Bajando hacia la Comunidad Valenciana, nos detenemos en la localidad de Calpe, en Alicante, para contemplar el mar desde la cima del Peñón de Ifach. Se trata de una caminata balizada como roja, de unos 4,6 kilómetros ida y vuelta, con dos tramos bien definidos. El primero es apto para casi todo el mundo. A partir del túnel excavado en la roca, entraña cierta dificultad al tener que trepar usando cuerdas y cadenas instaladas en la piedra. El acceso al parque natural está limitado a 300 personas por lo que hay que solicitar permiso en el portal de Reservas de Parques Naturales de la Generalitat Valenciana.
Y aún más al sur podemos caminar por el Parque Natural del cabo de Gata y llegar al poblado hippie de la cala de San José. A pesar de las altas temperaturas hay muchos excursionistas que se atreven a hacerlo en verano recorriendo los cuatro kilómetros que lo separan de la localidad de Las Negras, desde donde también salen embarcaciones que te llevan a la cala sin pasar tanto calor. Si os animáis a andar no olvidéis buena hidratación y protección.
Las islas también ofrecen buenas opciones para el senderismo. La Sierra de Tramontana, declarada Patrimonio de la Humanidad por la UNESCO, es el paraíso del senderismo en Mallorca. Ofrece desde tranquilos paseos entre olivos hasta cumbres de más de 1.000 metros con vistas al Mediterráneo. La ruta de Pedra en Sec (GR-221) es el sendero estrella de la isla. Cruza toda la sierra a lo largo de más de 120 km y está dividida en ocho etapas y pasa por pueblos con encanto como Valldemossa, Deià o Sóller.

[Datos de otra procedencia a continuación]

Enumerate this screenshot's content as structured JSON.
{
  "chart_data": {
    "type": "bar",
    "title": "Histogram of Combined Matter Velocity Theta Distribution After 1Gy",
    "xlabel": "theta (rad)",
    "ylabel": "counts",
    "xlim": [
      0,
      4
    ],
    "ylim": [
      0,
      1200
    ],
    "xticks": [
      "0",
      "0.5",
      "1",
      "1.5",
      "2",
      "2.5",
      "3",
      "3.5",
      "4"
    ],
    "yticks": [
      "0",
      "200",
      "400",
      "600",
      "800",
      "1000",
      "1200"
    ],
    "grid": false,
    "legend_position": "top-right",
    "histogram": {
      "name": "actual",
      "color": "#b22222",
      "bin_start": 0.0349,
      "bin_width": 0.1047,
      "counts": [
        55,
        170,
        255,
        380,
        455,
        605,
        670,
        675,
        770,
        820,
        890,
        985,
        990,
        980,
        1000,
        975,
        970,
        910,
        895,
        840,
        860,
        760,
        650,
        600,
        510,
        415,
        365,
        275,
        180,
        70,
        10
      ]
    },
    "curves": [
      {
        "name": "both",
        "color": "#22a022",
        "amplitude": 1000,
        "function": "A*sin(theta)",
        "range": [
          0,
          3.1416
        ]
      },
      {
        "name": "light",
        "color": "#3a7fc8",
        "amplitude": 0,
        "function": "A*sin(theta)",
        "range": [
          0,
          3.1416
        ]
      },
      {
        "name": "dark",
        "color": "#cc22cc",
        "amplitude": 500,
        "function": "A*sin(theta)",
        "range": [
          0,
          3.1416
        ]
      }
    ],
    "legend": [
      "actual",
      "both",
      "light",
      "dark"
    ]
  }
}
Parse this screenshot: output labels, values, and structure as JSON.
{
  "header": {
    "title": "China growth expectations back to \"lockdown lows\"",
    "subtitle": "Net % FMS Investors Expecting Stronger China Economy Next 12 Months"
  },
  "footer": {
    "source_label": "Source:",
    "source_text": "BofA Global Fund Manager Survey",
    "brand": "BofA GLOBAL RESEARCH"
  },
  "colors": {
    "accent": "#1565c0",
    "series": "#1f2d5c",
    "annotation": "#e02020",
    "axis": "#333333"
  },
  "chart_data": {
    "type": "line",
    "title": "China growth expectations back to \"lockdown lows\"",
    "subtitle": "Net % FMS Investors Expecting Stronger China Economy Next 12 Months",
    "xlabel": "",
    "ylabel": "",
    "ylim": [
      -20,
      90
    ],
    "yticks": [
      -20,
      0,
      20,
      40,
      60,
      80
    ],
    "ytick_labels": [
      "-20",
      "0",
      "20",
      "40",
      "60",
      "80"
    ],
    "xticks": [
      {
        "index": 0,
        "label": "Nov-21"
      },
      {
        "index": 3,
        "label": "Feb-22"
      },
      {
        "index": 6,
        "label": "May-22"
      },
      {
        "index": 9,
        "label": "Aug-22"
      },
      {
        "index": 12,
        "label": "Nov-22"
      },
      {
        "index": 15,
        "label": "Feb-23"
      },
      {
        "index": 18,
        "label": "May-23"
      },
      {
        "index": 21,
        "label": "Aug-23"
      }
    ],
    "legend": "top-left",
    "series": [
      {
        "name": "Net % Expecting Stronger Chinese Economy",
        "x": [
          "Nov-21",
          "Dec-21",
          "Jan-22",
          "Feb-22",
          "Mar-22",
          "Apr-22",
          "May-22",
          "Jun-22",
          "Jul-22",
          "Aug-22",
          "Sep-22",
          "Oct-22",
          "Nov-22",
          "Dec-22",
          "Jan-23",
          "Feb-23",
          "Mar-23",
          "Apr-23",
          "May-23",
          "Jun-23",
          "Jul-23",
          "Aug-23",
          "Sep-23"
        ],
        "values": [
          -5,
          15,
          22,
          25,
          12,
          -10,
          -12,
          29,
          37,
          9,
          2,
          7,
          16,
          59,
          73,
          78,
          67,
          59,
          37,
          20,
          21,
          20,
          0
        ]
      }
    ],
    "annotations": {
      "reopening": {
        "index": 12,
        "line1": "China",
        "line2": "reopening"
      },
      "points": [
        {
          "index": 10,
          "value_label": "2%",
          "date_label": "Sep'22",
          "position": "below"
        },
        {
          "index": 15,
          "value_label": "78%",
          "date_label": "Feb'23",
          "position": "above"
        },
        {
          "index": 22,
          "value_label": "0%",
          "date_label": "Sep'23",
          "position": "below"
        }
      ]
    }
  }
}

Pero si preferís conocer Menorca os sugerimos el Cami de Cavalls (GR-223), con sus típicas puertas de madera, una ruta histórica y sendero de Gran Recorrido de 185 kilómetros que circunvala la isla. Dividido en 20 etapas atraviesa barrancos, bosques, calas vírgenes y acantilados. El tramo norte es salvaje con paisajes escarpados, fuertes vientos y playas de arena rojiza como Cavallería o Binimel-là; mientras que el sur te lleva a través de bosques mediterráneos a playas paradisiacas de aguas cristalinas y arena blanca como cala Turqueta, Macarella o Trebaluger.